Desde el mismo sitio hasta el club Charoga (4 de enero y Republica de Chile) 45 minutos eran suficientes en bicicleta. Ahora, por varias razones, conviene
rodear la ciudad por calles laterales, para esquivar nuevos autos de toda clase
y semáforos programados para la rapidez del acelerador. ¿La “onda verde” para
quién se piensa? El tiempo que estos últimos establecen es insuficiente para
vehículos que no sean motorizados. “Lo que pasa es que vo so un ciclista
anarco”, increpará alguno, “¿no entendé que no podé circular por una avenida
principal? Andá por otro camino o esperá a que te pongan una bici senda.”
En su clásico artículo de 1973, Gorz pensaba la posible democratización
del espacio urbano.
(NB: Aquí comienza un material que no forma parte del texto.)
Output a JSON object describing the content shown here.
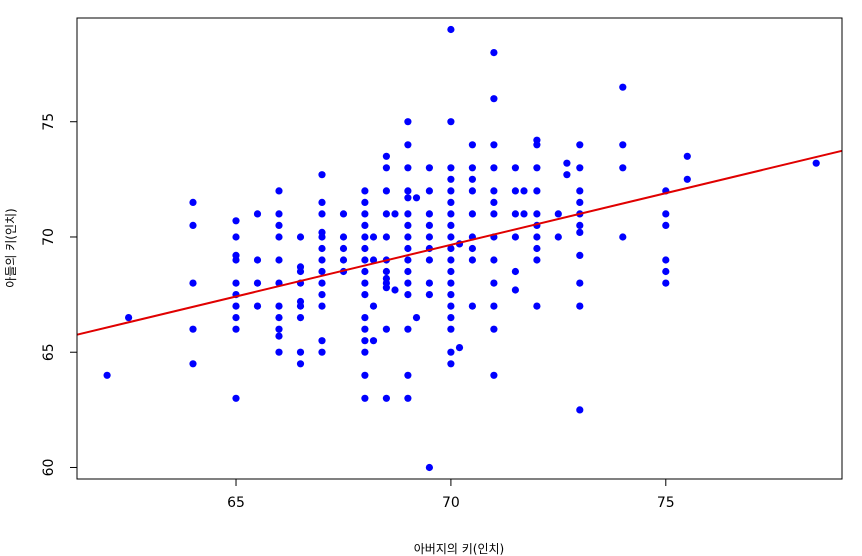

Señalaba que
las vías de circulación de una ciudad se concebían especialmente en función de
lo que para él era un “bien de lujo”. Los transportes como tranvías, colectivos
o bicicletas eran menos considerados. Por consiguiente, cuestionaba ese exclusivo dominio privado sobre lo público: “Un
automóvil, al igual que una finca con playa, ¿no ocupa acaso un espacio que escasea?” (André Gorz, La
ideología del automóvil, revista Letras libres, diciembre 2009, p. 14). La paradoja que registra el tiempo es que la
cantidad de vehículos creciente congestiona el tránsito y se anulan los
privilegios originales que da ese objeto rodante (comodidad, velocidad,
independencia). Desde hace un tiempo, ¿no se empezaron a advertir en Santo Tomé
largas filas intolerables de
autos, camionetas y colectivos?
Del Concejo, de vez en cuando, sale algún proyecto sobre el
tema, que se justifica en torno a las campañas viales para prevenir
accidentes o para ordenar mejor el tránsito. ¿Cuál es la causa de esas
prevenciones? ¿Qué es posible leer en
los tres colores multiplicados en el paisaje vertebral de este territorio? La cantidad de personas y de automóviles patentados,
¿no son factores definitorios de la “ciudad” actual? A la distancia, si se mira la Plaza
Centenario y luego las avenidas locales, no fueron aquellos “pequeños árboles”
que el arquitecto Gallo propuso ingenuamente como símbolo del “crecimiento
incesante”. ¿Qué traerá el futuro? Quizás una lectura en las próximas décadas
mirará esto como un delirio febril de un ciclista que criticaba el avance de
una lógica que se agotó a mitad de camino. Ojalá éste sea el final porvenir.